Grund­si­che­rungs­träger muss Leistungen für Erstausstat­tungen einer Wohnung auch nach vorherigem Verzicht auf die Anschaffung einer Wohnungs­ein­richtung übernehmenLeistungen dürfen nicht nur als Darlehen gewährt werden

Verzichtet ein Empfänger von Hatz IV-Leistungen beim Einzug in eine neue Wohnung zunächst auf eine Grund­ausstattung in Form von Möbeln und Teppichboden und meldet diesen Grundbedarf erst einige Jahre später an, muss der Grund­si­che­rungs­träger auch dann noch diese Einrichtung als Zuschuss oder als Sachleistungen gewähren. Dies entschied das Bundes­so­zi­al­gericht.

Der im Jahre 1966 geborene Kläger bezog im Dezember 2003 eine 42 Quadratmeter große Wohnung in Berlin. Zu diesem Zeitpunkt und weiter bis zum 31. Dezember 2004 erhielt er Arbeits­lo­senhilfe nach dem SGB III, ab dem 1. Januar 2005 Leistungen der Grundsicherung für Arbeitsuchende nach dem SGB II (Hartz IV). Erst im November 2005 beantragte er bei dem Grund­si­che­rungs­träger eine Erstausstattung für die Wohnung (Küchen- und Wohnzim­mer­schränke, ein Bett mit Lattenrost und neuer Matratze, Fußbodenbelag sowie ein Schuhschrank/Garderobe für den Flur). Er habe 2003 zunächst seine Schulden abbezahlt, weil er damit gerechnet habe, bald wieder Arbeit zu finden und auf eine Wohnungs­ein­richtung verzichtet. Er nächtige auf einer 15 Jahre alten Matratze auf dem Boden. Der beklagte Grund­si­che­rungs­träger lehnte den Anspruch auf eine Erstausstattung zunächst ab. Nach Klageerhebung und einer Wohnungs­be­sich­tigung erkannte er den Bedarf für eine Matratze an und überwies dem Kläger zur Anschaffung 50 Euro. Hinsichtlich der weiteren Wohnungs­ein­richtung gewährte er ein Darlehen in Höhe von 344 Euro wegen eines unabweisbaren Bedarfs nach § 23 Abs. 1 Satz 1 SGB II. Leistungen für Teppichboden und Schuhschrank lehnte er ab.

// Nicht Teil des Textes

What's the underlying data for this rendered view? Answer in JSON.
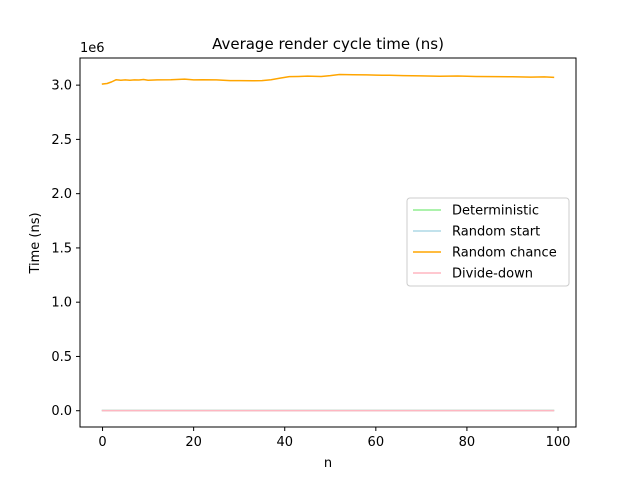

Grund­si­che­rungs­träger muss Zuschuss für Einrichtung zahlen

Das Bundes­so­zi­al­gericht nach mündlicher Verhandlung der Revision des Klägers stattgegeben. Der Prozess­be­voll­mächtigte des Klägers hatte zuvor in der mündlichen Verhandlung Aufwendungen für einen Teppichboden nicht mehr beantragt. Der beklagte Grund­si­che­rungs­träger wurde verpflichtet, über den Antrag des Klägers auf Erstausstat­tungen für seine Wohnung unter Beachtung der Rechts­auf­fassung des Gerichts neu zu entscheiden. Der Grund­si­che­rungs­träger ist jedoch in jedem Fall verpflichtet, die Leistungen für Erstausstat­tungen für die Wohnung als Zuschuss (unter Umständen auch als Sachleistungen) und nicht nur als Darlehen zu gewähren. Dem steht nicht entgegen, dass der Kläger die Wohnung bereits im November 2003 bezogen und damals auf den Erwerb von Einrich­tungs­ge­gen­ständen verzichtet hat.

Erläuterungen

Hinweis zur Rechtslage:

§ 23 Abs. 1 Satz 1 SGB II und § 23 Abs. 3 Satz 1 Nr. 1 SGB II

(1) Kann im Einzelfall ein von den Regelleistungen umfasster und nach den Umständen unabweisbarer Bedarf zur Sicherung des Lebens­un­terhalts weder durch das Vermögen nach § 12 Abs. 2 Nr. 4 noch auf andere Weise gedeckt werden, erbringt die Agentur für Arbeit bei entsprechendem Nachweis den Bedarf als Sachleistung oder als Geldleistung und gewährt dem Hilfe­be­dürftigen ein entsprechendes Darlehen. […]

(2) […]

(3) Leistungen für

1. Erstausstat­tungen für die Wohnung einschließlich Haushalts­geräten, […] sind nicht von den Regelleistungen umfasst. Sie werden gesondert erbracht. […] Die Leistungen nach Satz 1 Nr. 1 und 2 können als Sachleistung oder Geldleistung, auch in Form von Pauschal­be­trägen, erbracht werden.